Is XBRL another regulatory compliance burden (hello, Sarbanes-Oxley Act) or is it an opportunity for companies to leverage an open-source (that is, “free”) technology to become more operationally efficient and cut costs (hello, Sarbanes-Oxley Act software)? If this sounds redundant to you, it should. I have been involved with XBRL since 2001. When I think about how far XBRL has come since then, I cannot help remembering my favorite movie trilogy, Back to the Future. At the end of the third movie, Marty (played by Michael J. Fox) wondered aloud why his future changed with a single choice—that is, not drag racing with another car whose driver called him “chicken”. Doc Brown (played by Christopher Lloyd) told Marty, “Your future is not set. It is whatever you want it to be.” Although those words are somewhat cheesy, they have resonated in my life choices since I first watched that movie.
So what does a moderately-popular movie trilogy have to do with XBRL? Plenty, in my opinion. XBRL has obviously grown into a global technological phenomenon, thanks in large part to regulators. Doc Brown’s response to Marty is the same kind of response CEOs, CFOs, and CIOs should be listening to: XBRL can be whatever they want it to be, meaning it can be simply a compliance burden (furnishing XBRL documents to regulators) or much, much more. How much more? Well, that is up to the individual management teams. Here are some examples.
There is a well-known European-based bank that successfully implemented an XBRL project over five years ago. This bank streamlined its operations and financial reporting by having all of its customer transactions entered by the customer into the bank’s website, which had XBRL embedded in it. After building a custom taxonomy, all data submitted (literally millions of lines of code, mostly credit reporting) was automatically tagged in accordance with the private taxonomy and entered into the bank’s database. Since the data was tagged in XBRL, it was reusable for internal sharing purposes across its hundreds of branches and was easily converted to the taxonomy required by regulators, whether foreign or domestic. A process that cost thousands of Euros has saved millions of Euros over the course of a few years.
But the opportunity to streamline operating efficiencies should not stop there. Given recent regulatory mandates, many of the bank’s customers are required to format their financial information in XBRL. The next opportunity is to have the customers send this data to the bank the same time that it is sent to the regulator. Rather than re-entering the data to or from one or more spreadsheets, the data is already formatted in XBRL. It is already easily usable by the bank and convertible into any format the bank prefers. Again, this is all done without the inefficiency of re-entering data and thus lowers credit risk.
Does a bank have to be subject to the SEC’s XBRL mandate to take advantage of this opportunity? No. All U.S. banks, for example, have been reporting their call reports in XBRL to the FDIC for over five years. I suspect that there have been similar practices and requirements globally. Does a company have to be a bank to take advantage of this XBRL capability? Again, no.
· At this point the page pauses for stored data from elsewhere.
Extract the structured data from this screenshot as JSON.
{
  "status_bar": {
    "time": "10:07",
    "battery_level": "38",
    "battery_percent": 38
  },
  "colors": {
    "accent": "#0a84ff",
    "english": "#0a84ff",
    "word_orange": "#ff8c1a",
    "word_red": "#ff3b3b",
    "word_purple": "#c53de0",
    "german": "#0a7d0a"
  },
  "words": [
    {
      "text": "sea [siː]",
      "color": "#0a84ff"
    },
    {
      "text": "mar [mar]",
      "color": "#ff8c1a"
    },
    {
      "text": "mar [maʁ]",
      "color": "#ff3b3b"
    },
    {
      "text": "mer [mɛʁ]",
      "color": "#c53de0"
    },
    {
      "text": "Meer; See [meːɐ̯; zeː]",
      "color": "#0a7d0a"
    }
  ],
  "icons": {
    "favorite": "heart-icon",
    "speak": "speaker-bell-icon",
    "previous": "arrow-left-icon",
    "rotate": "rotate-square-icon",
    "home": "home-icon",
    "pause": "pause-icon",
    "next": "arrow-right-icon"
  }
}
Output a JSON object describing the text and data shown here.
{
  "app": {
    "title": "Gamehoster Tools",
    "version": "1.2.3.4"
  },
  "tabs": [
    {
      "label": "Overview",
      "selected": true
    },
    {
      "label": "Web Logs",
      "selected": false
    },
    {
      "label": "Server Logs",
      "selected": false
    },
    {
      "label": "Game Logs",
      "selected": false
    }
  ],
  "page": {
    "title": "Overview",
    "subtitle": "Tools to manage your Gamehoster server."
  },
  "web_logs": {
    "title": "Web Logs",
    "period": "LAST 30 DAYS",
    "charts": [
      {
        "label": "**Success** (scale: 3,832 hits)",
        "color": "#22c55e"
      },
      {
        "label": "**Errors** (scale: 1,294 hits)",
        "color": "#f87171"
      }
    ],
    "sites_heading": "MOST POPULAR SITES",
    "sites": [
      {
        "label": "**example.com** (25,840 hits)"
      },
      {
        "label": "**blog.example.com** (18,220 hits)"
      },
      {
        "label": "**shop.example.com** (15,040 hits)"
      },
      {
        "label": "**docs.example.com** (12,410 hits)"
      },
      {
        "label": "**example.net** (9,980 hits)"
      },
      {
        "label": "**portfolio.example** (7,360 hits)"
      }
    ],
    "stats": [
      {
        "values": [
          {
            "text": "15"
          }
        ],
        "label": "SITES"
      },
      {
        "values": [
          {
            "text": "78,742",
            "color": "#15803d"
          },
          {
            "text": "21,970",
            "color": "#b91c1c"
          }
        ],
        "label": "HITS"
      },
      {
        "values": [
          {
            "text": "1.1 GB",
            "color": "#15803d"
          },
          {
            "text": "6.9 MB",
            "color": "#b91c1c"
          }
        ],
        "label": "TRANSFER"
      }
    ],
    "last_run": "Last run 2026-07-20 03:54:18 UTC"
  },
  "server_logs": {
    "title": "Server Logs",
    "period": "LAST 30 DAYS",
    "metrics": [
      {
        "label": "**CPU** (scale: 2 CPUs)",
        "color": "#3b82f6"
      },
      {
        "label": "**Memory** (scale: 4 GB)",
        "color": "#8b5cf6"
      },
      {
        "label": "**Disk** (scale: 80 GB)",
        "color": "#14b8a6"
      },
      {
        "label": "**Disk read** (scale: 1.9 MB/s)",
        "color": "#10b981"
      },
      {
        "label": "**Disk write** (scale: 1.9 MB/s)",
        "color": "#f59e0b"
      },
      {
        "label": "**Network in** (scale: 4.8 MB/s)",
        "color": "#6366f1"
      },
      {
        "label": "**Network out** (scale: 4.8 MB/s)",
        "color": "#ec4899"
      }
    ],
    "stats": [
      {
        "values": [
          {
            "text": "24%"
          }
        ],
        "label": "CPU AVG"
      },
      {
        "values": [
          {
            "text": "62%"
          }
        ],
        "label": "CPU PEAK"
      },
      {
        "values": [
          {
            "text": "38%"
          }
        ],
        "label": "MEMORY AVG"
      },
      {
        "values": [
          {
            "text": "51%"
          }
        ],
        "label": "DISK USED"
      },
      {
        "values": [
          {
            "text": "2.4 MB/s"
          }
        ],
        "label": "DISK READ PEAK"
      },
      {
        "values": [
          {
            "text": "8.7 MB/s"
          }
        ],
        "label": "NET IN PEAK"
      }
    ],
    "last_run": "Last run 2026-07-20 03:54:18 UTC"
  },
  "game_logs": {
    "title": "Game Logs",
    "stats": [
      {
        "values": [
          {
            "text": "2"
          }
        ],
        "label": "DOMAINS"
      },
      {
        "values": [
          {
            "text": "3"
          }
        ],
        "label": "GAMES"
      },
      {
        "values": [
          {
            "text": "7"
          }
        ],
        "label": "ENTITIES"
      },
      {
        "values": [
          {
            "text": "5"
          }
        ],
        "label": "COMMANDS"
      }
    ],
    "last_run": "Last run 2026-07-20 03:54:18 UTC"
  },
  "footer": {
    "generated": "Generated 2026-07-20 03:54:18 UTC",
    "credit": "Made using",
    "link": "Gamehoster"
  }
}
Any company of any size that uses the Internet in its business operations or financial reporting can build a taxonomy to suit its needs. Alternatively, the company can have one custom-built for it by someone knowledgeable in XBRL and use a basic taxonomy editor. There is no need for expensive and potentially disruptive disclosure management software just to leverage XBRL in the fashion described above. Of course, if the company wants to upgrade consolidation or other disclosure management activities, implementing this type of software with or without XBRL is another option.
So can a data standard such as XBRL be successful in more internal, supply-chain management activities? One does not have to turn any farther than the health information technology domain for the answer. Health Level Seven (HL7) currently represents the global authority on standards for interoperability of health information technology, with members in over 55 countries (see HL7.org). HL7 provides standardization in domains such as patient demographics, clinical observations, patient care, and problem-oriented records. There are obvious differences between XBRL and HL7, but HL7 has been a successful global exercise of data standard in the healthcare reporting space. There is no reason why XBRL cannot duplicate this success in the financial reporting space.
To summarize, almost all XBRL implementations to date have been due to compliance with regulations. Management almost always has numerous concerns about strong regulatory compliance, and there are incentives to maintain this compliance. However, organizations worldwide have the opportunity to leverage XBRL much more than they currently are. All they need is a 25th hour in the day, 8th day in the week, and someone who is knowledgeable about building custom taxonomies.
Well, one out of three still gets you into the baseball All-Star game every year. Let the expansion in XBRL-based uses begin!